I look outside from my 6th floor office window. Out there I can see a sunny blue sky, blocky office buildings and grey-white jetliners landing at the nearby airport. I can almost feel the warmth outside. I remember the warmth, that I felt while sitting with coworkers outside all of us enjoying a delicious, spicy Arabic lunch. Delicious. And totally inappropriate for me, since I try to avoid eating meat on Fridays. I know that this usually applies to Lent only. But I’m a traditionalist, and I do these odd little things to remember. In the case of Fridays I try to remember the sacrifices of God undertook one Good Friday for humanity.
I also like to not eat too much. The feeling of hunger makes eating so much more pleasurable. But it also reminds to think about those less fortunate. Not everyone can go and buy food when they feel hungry. Not everyone has the option of not going through the day on an empty belly. There is much to be thankful for. I wish I could remember all the other things I could be thankful for.

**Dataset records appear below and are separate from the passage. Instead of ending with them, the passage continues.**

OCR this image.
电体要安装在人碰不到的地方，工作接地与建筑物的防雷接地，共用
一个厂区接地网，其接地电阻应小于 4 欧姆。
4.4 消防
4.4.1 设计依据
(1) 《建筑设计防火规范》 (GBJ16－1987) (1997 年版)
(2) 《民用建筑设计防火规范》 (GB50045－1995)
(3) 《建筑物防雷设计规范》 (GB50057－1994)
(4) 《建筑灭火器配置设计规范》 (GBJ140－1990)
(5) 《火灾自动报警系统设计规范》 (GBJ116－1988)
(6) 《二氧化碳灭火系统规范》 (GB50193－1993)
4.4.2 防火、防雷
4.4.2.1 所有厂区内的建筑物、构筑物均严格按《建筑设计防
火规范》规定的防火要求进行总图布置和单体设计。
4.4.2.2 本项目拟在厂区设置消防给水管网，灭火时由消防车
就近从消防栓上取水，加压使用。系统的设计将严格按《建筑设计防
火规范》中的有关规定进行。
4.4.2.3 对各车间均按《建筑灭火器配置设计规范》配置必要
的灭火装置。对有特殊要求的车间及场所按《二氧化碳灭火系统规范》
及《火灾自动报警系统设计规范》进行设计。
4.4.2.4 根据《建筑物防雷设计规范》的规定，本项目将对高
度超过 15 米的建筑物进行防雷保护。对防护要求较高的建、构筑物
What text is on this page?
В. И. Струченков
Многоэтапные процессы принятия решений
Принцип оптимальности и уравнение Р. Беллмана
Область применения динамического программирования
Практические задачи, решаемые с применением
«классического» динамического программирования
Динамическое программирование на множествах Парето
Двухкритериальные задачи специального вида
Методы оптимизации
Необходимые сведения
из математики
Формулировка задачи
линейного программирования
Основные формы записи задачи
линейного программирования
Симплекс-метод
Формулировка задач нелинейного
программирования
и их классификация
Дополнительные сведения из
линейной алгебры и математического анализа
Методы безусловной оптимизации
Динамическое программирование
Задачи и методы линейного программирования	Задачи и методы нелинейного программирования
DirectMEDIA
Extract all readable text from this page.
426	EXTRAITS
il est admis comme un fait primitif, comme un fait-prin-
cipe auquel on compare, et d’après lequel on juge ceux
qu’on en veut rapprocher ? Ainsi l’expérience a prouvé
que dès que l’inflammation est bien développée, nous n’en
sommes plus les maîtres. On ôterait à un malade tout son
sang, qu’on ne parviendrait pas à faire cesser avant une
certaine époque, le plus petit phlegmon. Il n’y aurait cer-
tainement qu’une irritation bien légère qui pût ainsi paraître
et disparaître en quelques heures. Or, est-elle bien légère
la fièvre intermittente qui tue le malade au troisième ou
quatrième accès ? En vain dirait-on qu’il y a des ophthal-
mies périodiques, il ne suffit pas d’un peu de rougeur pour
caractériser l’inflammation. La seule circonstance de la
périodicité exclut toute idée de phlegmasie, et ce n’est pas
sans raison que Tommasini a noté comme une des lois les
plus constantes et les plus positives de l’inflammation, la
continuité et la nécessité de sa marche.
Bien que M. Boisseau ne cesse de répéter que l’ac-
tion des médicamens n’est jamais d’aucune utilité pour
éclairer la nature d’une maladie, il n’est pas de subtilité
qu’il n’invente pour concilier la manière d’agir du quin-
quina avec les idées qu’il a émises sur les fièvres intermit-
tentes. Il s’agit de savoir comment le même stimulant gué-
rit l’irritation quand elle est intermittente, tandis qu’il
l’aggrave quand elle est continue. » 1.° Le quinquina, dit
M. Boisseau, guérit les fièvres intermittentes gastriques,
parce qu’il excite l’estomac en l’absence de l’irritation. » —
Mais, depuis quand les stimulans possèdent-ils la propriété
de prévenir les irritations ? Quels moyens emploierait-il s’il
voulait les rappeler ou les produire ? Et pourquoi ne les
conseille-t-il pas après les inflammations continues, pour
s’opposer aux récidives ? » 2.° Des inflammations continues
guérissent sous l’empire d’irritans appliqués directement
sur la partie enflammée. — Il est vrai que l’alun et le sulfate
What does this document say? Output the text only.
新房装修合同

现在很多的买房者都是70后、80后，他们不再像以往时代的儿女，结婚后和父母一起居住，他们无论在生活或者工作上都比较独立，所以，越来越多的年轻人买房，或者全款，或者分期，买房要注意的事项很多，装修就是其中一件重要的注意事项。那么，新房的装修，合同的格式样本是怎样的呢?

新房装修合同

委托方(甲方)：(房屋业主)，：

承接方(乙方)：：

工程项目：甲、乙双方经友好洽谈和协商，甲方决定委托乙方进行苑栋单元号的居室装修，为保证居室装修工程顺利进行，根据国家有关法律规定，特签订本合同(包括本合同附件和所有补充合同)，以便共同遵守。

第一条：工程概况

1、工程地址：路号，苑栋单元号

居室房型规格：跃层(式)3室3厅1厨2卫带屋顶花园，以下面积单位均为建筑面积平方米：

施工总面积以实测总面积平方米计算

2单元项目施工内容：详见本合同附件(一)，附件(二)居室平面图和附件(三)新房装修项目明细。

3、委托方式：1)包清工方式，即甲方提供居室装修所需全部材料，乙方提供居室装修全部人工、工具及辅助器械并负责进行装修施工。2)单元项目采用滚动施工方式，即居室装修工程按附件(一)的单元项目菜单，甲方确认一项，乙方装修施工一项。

At work I have gained an unfortunate reputation of being contrairian. I mean yes, there are ways I would do things that would make my life easier, simpler and more productive. But I guess I complained once too often. I should of been more thankful that I work where I work. I work with wonderful people. I work in the profession I want to work in. Fear of losing my job tomorrow is less likely than in other companies. I am grateful. I just complain of the things that cause stress for me. I try not to point out all the things that are wrong. But I must start sounding more positive. I really should. I just hate it when I feel stressed. Stress does not bring out the best in me unlike with some people. And I absolutely hate it when stress comes in from up and above my control.
I am happy that my friend Marika hopefully will start upon her dream job of working as a freelancer. She works hard, and does a great job as both a writer and an editor. I know, I went to class with her. I read her articles, she read mine. I learned from her, and her work inspired me to push myself. I feel a tinge of jealousy though. Freelancing sounds like a great gig. A lot of freedom comes with the territory. I sometimes wish I could go upon such a path. Maybe one day I will.
A little while later…
It is becoming a rainy day. Oh well… Fun going back home. Interesting little thought, everyday I try working on my wish list. Sometimes I feel like I managed to go work toward obtaining my wishes. Sometimes I can’t be too sure. This back and forth nature is something I have yet to come in terms with. Still I want to write. Still I want to learn to code Qt apps. Still I want to live like an ordinary Canadian adult (I’m not sure what ordinary means… I guess that is a debateable definition). Still I want my projects to succeed. I wonder if I’ll be able to achieve all this stuff. Or is this even up to me?